Zen And The Art Of Foam Core

Some of our pastimes are so deeply meditative that we lose ourselves for hours. Our hands seem to perform every step, and sequence like a pianist might recite her favorite song. If [Eric Strebel]’s voice and videos are any indications, working with foam core can have that effect.

Foam core is a staple of art stores, hobby stores, and office supply stores. It comes in different colors, but the universal trait is a sheet of foam sandwiched between a couple of layers of paper. This composition makes a versatile material which [Eric] demonstrates well in his advanced tutorial making a compound surface and later on a speaker mockup.

After the break, you can catch a couple of beginner tutorials which explain the differences between a slapdash foam core model, and one which will draw appreciation. Proper tools and thoughtful planning might be the biggest takeaways from the first two videos unless you count the Zen narration. The advanced videos, linked above, show some ingenious ways to use foam core like offset scoring, adjustable super-structures, and paper transfers.

Each video is less than ten minutes long, so if you just started your coffee break, you can complete a video right now. Or look at another 2D material turned into amazingness with a papercraft strandbeest, then step up your game with another look at vinyl cutters.

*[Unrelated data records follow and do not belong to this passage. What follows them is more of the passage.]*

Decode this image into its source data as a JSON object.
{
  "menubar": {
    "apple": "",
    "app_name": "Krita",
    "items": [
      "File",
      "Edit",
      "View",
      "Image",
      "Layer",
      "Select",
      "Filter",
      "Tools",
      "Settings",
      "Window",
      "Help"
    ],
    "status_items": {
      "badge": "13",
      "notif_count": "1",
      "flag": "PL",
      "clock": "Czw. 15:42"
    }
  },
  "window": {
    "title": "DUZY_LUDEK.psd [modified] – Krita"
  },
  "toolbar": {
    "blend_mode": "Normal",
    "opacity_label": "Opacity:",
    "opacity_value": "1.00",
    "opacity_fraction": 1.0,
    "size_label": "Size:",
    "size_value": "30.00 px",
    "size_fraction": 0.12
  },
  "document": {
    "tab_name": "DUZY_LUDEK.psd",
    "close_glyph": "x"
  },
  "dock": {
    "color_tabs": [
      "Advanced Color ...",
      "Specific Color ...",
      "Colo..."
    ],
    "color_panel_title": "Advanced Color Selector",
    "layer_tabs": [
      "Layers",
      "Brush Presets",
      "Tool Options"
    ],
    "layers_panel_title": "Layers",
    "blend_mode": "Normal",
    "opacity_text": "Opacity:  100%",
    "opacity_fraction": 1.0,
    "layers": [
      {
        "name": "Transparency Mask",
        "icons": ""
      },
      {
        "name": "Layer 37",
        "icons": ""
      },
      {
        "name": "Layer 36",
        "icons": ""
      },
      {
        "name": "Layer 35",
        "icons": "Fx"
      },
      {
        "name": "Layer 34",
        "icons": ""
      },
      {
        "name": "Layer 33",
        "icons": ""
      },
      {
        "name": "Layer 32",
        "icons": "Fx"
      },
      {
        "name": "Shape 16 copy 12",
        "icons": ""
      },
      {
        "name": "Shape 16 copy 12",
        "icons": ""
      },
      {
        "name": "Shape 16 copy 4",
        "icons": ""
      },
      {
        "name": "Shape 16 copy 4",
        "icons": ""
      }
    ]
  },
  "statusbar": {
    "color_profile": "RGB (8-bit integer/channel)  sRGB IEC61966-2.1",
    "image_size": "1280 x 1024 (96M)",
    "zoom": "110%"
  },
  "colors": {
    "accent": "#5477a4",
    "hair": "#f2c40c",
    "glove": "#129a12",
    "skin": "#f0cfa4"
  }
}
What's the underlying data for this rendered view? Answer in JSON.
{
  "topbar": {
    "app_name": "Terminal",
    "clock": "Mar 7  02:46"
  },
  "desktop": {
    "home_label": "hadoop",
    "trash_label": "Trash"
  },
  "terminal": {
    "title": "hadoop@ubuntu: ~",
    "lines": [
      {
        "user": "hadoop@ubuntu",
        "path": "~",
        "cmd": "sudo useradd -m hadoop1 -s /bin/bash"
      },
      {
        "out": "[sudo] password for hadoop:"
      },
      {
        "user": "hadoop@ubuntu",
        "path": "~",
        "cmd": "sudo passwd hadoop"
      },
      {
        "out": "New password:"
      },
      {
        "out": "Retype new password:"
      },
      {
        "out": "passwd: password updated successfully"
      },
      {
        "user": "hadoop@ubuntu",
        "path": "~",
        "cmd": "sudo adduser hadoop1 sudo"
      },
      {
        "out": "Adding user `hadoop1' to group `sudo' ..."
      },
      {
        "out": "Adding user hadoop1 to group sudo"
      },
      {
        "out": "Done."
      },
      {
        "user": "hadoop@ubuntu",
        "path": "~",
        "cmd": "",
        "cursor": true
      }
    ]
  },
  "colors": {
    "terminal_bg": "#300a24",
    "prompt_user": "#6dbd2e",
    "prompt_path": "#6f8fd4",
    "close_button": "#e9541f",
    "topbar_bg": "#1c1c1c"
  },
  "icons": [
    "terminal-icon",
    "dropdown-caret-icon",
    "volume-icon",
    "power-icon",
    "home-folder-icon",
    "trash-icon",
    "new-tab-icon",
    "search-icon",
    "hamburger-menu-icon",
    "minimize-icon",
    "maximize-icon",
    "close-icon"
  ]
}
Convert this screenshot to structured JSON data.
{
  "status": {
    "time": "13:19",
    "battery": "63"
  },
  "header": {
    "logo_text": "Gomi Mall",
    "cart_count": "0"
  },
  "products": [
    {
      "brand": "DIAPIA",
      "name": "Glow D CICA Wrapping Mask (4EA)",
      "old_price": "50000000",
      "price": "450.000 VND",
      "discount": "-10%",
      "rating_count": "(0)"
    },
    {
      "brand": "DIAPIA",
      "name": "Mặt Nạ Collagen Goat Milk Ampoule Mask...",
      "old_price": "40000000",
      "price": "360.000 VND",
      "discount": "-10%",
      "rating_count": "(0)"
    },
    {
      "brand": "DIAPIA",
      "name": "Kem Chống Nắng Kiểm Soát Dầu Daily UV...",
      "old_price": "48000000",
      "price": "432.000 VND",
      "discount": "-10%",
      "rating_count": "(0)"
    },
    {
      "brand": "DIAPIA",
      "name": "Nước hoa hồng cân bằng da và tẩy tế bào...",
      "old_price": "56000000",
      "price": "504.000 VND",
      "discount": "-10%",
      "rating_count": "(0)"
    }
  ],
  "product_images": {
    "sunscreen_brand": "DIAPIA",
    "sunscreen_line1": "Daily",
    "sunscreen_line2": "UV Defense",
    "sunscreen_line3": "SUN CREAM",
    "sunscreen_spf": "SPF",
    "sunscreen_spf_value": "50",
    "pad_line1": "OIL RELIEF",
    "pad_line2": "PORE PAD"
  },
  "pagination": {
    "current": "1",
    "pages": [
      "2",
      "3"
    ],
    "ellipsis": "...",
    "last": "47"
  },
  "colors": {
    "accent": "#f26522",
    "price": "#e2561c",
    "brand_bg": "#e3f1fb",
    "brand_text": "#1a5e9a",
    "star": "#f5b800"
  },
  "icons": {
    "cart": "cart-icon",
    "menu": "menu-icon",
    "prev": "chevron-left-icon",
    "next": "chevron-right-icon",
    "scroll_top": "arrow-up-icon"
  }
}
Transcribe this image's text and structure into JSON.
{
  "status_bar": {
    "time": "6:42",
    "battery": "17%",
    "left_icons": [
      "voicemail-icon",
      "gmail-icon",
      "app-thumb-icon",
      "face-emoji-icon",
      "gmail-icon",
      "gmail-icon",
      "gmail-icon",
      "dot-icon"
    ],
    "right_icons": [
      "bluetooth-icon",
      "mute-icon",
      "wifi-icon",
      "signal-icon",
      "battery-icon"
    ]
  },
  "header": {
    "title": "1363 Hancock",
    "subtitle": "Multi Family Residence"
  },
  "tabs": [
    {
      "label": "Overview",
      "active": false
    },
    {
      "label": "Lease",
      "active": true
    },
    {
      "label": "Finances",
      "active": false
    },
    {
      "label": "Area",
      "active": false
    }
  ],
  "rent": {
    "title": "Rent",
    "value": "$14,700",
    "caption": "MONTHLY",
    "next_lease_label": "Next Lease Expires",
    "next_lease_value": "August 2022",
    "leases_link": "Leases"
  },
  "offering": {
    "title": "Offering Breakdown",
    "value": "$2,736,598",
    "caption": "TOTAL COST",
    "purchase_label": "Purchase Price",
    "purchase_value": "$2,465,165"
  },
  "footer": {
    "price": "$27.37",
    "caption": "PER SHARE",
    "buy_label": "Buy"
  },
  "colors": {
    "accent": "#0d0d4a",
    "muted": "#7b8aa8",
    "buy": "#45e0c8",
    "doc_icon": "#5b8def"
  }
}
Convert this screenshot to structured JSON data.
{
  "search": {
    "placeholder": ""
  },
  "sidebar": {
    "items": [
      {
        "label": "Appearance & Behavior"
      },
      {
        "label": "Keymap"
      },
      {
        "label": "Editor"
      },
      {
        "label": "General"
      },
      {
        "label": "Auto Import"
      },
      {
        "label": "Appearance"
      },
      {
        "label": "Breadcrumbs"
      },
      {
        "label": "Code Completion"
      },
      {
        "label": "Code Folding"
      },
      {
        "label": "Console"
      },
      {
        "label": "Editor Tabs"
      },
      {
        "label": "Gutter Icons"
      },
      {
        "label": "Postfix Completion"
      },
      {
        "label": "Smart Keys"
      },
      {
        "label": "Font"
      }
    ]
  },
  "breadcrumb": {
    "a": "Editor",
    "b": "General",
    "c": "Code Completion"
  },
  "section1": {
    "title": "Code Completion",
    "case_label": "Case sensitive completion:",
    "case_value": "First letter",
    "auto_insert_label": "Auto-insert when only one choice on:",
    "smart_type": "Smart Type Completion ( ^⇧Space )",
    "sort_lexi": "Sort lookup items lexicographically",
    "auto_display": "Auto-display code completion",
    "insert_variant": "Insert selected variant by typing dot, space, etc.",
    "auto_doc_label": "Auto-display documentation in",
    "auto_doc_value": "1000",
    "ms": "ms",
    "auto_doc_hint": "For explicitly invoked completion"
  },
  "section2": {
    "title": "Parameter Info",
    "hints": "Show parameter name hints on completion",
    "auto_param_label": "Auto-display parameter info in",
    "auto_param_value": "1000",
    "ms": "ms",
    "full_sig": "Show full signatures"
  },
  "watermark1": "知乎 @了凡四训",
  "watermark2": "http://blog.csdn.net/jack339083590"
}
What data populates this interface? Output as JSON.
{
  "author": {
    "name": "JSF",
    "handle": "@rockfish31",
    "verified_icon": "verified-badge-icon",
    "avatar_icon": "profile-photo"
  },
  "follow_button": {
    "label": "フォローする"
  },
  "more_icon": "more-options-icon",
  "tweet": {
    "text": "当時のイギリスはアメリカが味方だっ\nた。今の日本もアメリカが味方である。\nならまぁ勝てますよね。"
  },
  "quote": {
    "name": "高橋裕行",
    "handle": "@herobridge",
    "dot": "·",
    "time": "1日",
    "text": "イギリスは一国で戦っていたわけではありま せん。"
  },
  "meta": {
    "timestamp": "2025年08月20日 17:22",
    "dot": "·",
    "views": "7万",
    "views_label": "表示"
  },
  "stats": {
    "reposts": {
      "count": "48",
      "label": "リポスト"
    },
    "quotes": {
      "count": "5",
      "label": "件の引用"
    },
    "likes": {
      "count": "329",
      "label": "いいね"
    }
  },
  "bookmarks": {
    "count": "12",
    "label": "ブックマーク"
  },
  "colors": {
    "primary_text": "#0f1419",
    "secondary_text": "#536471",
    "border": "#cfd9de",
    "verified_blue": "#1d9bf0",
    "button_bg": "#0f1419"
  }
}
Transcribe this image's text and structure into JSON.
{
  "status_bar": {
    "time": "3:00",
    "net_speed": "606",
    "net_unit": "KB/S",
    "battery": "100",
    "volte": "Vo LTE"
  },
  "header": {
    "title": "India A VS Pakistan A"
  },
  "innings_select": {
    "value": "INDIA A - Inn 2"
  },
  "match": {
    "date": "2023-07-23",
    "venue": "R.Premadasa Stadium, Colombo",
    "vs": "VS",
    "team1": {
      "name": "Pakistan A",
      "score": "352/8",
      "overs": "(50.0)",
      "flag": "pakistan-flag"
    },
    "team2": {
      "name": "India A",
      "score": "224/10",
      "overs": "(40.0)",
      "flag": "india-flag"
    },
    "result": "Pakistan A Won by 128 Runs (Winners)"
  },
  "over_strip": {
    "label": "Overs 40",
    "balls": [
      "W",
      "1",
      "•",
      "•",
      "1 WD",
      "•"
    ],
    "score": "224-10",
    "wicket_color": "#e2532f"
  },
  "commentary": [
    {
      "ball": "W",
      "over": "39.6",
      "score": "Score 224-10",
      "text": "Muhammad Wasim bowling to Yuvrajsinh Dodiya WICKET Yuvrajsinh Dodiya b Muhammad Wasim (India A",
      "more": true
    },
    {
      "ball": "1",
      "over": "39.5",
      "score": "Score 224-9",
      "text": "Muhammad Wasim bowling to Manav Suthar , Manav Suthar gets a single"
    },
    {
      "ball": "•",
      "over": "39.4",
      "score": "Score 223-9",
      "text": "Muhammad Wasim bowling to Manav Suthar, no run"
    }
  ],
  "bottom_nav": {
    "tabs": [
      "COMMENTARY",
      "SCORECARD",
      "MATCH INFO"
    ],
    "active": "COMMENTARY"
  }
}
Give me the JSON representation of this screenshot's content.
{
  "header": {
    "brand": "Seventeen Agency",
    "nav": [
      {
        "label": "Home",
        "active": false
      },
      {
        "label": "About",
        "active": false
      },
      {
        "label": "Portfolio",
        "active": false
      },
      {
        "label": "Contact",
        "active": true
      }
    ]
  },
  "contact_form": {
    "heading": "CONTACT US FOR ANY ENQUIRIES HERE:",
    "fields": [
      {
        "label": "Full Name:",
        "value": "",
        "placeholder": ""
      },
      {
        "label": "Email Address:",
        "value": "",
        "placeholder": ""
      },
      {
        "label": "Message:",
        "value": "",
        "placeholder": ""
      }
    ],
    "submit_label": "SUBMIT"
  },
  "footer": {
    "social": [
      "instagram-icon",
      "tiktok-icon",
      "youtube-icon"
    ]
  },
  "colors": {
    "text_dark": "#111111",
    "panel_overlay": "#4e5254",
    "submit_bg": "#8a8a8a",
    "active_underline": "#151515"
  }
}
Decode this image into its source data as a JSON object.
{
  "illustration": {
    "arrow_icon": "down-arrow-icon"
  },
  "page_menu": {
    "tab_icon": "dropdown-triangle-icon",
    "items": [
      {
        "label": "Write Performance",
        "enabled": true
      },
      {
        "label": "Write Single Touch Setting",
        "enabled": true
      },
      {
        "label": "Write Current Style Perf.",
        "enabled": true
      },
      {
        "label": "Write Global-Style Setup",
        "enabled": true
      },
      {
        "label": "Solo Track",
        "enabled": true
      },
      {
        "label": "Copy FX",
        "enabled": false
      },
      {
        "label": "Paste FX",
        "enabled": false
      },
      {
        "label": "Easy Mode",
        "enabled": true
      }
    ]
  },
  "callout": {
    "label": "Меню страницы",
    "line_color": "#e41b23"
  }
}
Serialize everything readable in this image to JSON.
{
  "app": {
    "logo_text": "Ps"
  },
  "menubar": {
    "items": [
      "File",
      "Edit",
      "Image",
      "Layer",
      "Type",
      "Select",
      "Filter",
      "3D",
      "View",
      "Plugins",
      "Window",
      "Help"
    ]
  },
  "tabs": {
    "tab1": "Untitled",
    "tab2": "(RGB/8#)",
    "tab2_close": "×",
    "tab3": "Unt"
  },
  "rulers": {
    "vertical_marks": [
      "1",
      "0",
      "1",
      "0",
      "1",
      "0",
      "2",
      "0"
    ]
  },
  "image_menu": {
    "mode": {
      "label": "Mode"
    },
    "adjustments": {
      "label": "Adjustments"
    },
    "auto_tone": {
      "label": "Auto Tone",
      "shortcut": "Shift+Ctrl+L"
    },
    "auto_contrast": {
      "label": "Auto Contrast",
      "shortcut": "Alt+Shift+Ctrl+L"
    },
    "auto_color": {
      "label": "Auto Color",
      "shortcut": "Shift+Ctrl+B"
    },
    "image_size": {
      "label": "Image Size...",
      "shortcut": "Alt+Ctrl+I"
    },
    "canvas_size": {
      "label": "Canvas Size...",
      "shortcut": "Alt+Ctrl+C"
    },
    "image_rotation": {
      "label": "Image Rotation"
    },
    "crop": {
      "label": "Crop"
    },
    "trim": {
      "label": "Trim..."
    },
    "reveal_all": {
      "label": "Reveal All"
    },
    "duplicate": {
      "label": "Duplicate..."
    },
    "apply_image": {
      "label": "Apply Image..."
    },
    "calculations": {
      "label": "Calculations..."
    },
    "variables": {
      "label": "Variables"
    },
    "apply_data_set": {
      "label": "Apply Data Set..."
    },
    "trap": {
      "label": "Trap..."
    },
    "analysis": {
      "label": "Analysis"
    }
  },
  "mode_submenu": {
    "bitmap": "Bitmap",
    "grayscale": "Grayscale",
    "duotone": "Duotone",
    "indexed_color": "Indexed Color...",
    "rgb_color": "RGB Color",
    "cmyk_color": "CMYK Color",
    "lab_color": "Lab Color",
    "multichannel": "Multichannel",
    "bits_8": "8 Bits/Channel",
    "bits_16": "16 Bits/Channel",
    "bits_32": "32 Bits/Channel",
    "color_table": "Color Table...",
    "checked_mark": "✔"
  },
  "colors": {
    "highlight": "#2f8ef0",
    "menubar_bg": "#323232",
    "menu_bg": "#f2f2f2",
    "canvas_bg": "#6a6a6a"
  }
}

26 thoughts on “Zen And The Art Of Foam Core

    1. It might teach you something 3d printing won’t. Having a robot to do it for you is handy, but it also has a stagnating effect. It’s best to use different methods from time to time.

    2. off the top of my head for many things this is quicker still, more energy efficient, less toxic fumes and it can be done anywhere without the need of either a computers or electricity…..

      plus at the end of the day there is also the fact a foam core model is easier to get ride of then a plastic 3d printed one.

    3. In another video, he talks about making a model adjustable since he didn’t know the end size. If done on the computer, you can’t get a feel for size at all until after the first print, so depending on the need, this really is quite faster. 3D design and printing is great, and so is foamcore. Both are good tools to have for similar and different purposes.


    1. Good idea! Some quick searching shows you can get packs of 100 blades with a free handle for like five bucks. They seem to have the same profile as an xacto 11, just way cheaper.

      And I’ve always hated xacto’s blade-locking mechanism with a firey passion. Always gets sloppy, slips out or wiggles back and forth, and the soft metal threads soon get mangled by over-tightening to compensate. Or is my personal lack of finesse to blame? To be honest, that’s a strong possibility.

      I assume scalpels have a better mechanism by the virtue of cutting on people instead of model airplanes. Definitely don’t want the blade to slip off and get lost in there. What do you think?

  1. As for the scalpel it does lock onto the handle and will not come loose. Plus several different styles of blades, at least two kinds of handle and small and large sizes for the blades. Considered the world’s 3rd sharpest edge.